AGILLM3.5 Single File
AGILLM3.5 is the AGILLM3 checkpoint/tokenizer contract running on the AGILLM4 runtime and DiffusionBlock training path.
The runnable artifact is agillm35.py. The helper modules are folded into that one file so the runtime can be cloned, inspected, and launched without restoring the whole AGILLM4 source tree.
Public Join Scripts
public_join/agillm35_network_host.py starts a signed-lease HTTPS coordinator for people who want to run their own network.
public_join/agillm35_join_worker.py is an outbound-only worker for untrusted joiners. It requests short-lived leases, verifies package hashes, runs a local worker command, and submits results to quarantine rather than exposing SSH or writing directly into the master merge path.
Distributed Inference
distributed_infer/agillm35_distributed_infer.py is a single-file distributed AR inference harness for the real AGILLM3.5 transformer. It splits contiguous transformer/DiffusionBlock layer ranges across local or HTTP worker stages, using the actual Block implementation and MoE FFNs from the checkpoint config.
Plan layer ranges:
python distributed_infer/agillm35_distributed_infer.py plan \
--agillm35-path ./agillm35.py \
--ckpt /path/to/master.pt \
--dblock-blocks 8
Start a worker for one layer range:
AGILLM35_INFER_TOKEN='change-me' python distributed_infer/agillm35_distributed_infer.py worker \
--agillm35-path ./agillm35.py \
--ckpt /path/to/master.pt \
--start-layer 0 \
--end-layer 12 \
--host 0.0.0.0 \
--port 9100
Run the coordinator:
AGILLM35_INFER_TOKEN='change-me' python distributed_infer/agillm35_distributed_infer.py infer \
--agillm35-path ./agillm35.py \
--ckpt /path/to/master.pt \
--prompt "Hello" \
--max-new 32 \
--cache-mode kv \
--stage https://worker-a.example:9100,0,12 \
--stage local:12:24
Network tensor payloads use a small raw tensor wire format rather than unpickling remote worker responses. Use TLS plus a bearer token for workers exposed beyond localhost. --cache-mode kv is the default and keeps per-session KV state on each worker after the prompt prefill, so decode steps send only the new hidden token through the pipeline. --cache-mode full is kept for comparison/debugging.
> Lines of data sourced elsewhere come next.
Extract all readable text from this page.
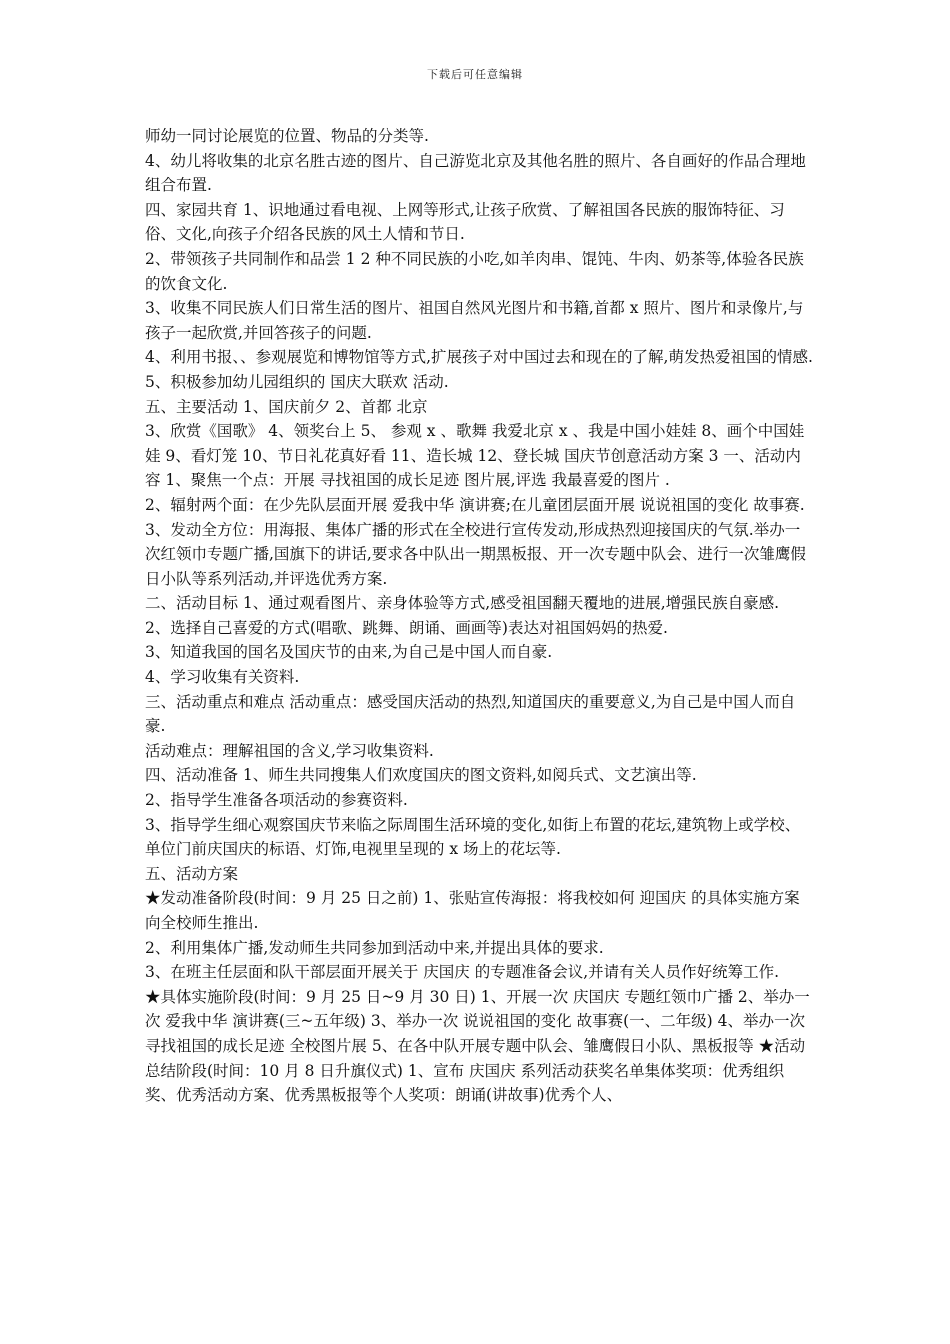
下载后可任意编辑

师幼一同讨论展览的位置、物品的分类等.

4、幼儿将收集的北京名胜古迹的图片、自己游览北京及其他名胜的照片、各自画好的作品合理地组合布置.

四、家园共育 1、识地通过看电视、上网等形式,让孩子欣赏、了解祖国各民族的服饰特征、习俗、文化,向孩子介绍各民族的风土人情和节日.

2、带领孩子共同制作和品尝 1 2 种不同民族的小吃,如羊肉串、馄饨、牛肉、奶茶等,体验各民族的饮食文化.

3、收集不同民族人们日常生活的图片、祖国自然风光图片和书籍,首都 x 照片、图片和录像片,与孩子一起欣赏,并回答孩子的问题.

4、利用书报、、参观展览和博物馆等方式,扩展孩子对中国过去和现在的了解,萌发热爱祖国的情感.

5、积极参加幼儿园组织的 国庆大联欢 活动.

五、主要活动 1、国庆前夕 2、首都 北京

3、欣赏《国歌》 4、领奖台上 5、 参观 x 、歌舞 我爱北京 x 、我是中国小娃娃 8、画个中国娃娃 9、看灯笼 10、节日礼花真好看 11、造长城 12、登长城 国庆节创意活动方案 3 一、活动内容 1、聚焦一个点：开展 寻找祖国的成长足迹 图片展,评选 我最喜爱的图片 .

2、辐射两个面：在少先队层面开展 爱我中华 演讲赛;在儿童团层面开展 说说祖国的变化 故事赛.

3、发动全方位：用海报、集体广播的形式在全校进行宣传发动,形成热烈迎接国庆的气氛.举办一次红领巾专题广播,国旗下的讲话,要求各中队出一期黑板报、开一次专题中队会、进行一次雏鹰假日小队等系列活动,并评选优秀方案.

二、活动目标 1、通过观看图片、亲身体验等方式,感受祖国翻天覆地的进展,增强民族自豪感.

2、选择自己喜爱的方式(唱歌、跳舞、朗诵、画画等)表达对祖国妈妈的热爱.

3、知道我国的国名及国庆节的由来,为自己是中国人而自豪.

4、学习收集有关资料.

三、活动重点和难点 活动重点：感受国庆活动的热烈,知道国庆的重要意义,为自己是中国人而自豪.

活动难点：理解祖国的含义,学习收集资料.

四、活动准备 1、师生共同搜集人们欢度国庆的图文资料,如阅兵式、文艺演出等.

2、指导学生准备各项活动的参赛资料.

3、指导学生细心观察国庆节来临之际周围生活环境的变化,如街上布置的花坛,建筑物上或学校、单位门前庆国庆的标语、灯饰,电视里呈现的 x 场上的花坛等.

五、活动方案

★发动准备阶段(时间：9 月 25 日之前) 1、张贴宣传海报：将我校如何 迎国庆 的具体实施方案向全校师生推出.

2、利用集体广播,发动师生共同参加到活动中来,并提出具体的要求.

3、在班主任层面和队干部层面开展关于 庆国庆 的专题准备会议,并请有关人员作好统筹工作.

★具体实施阶段(时间：9 月 25 日~9 月 30 日) 1、开展一次 庆国庆 专题红领巾广播 2、举办一次 爱我中华 演讲赛(三~五年级) 3、举办一次 说说祖国的变化 故事赛(一、二年级) 4、举办一次 寻找祖国的成长足迹 全校图片展 5、在各中队开展专题中队会、雏鹰假日小队、黑板报等 ★活动总结阶段(时间：10 月 8 日升旗仪式) 1、宣布 庆国庆 系列活动获奖名单集体奖项：优秀组织奖、优秀活动方案、优秀黑板报等个人奖项：朗诵(讲故事)优秀个人、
SAT/NAT distributed decoding is a later phase.
For inference against the live round-299 checkpoint, prefer the HF inference-slim artifact distributed/inference/master_r299_20260602-205914_ar_infer_slim.pt; it drops optimizer/SAT/disaggregated training state while preserving AR transformer inference.
Defaults
- tokenizer:
deepseek-ai/DeepSeek-V3.2 - preset:
large(d=1024,layers=24,heads=16,rank=128) - compatibility mode:
--agillm3_compat - NAT head/objective: disabled for AGILLM3 checkpoint compatibility
- DiffusionBlocks: available with
--dblock
Commands
python agillm35.py --help
python agillm35.py status --ckpt /path/to/pretrain_step00051081.pt
python agillm35.py infer --ckpt /path/to/pretrain_step00051081.pt --prompt "Hello"
Example
python agillm35.py train \
--agillm3_compat \
--preset large \
--resume /path/to/pretrain_step00051081.pt \
--block 512 \
--batch_size 1 \
--source HuggingFaceFW/fineweb-edu \
--save_dir ckpts \
--dblock \
--dblock_blocks 8 \
--nat_every 0 \
--dblock_nat_weight 0
Notes
This repository contains code only, not AGILLM3 checkpoint weights.
DiffusionBlock logs report raw CE-style loss plus the actual EDM-weighted training objective as weighted. The weighted value is the optimization target; the raw value is the sanity-check number to compare with ordinary AR/SAT loss.
The Linux smoke test compiles the single file and completes a one-step synthetic training save. The full AGILLM3.5 continuation run is managed separately by the disaggregated Hetzner worker setup.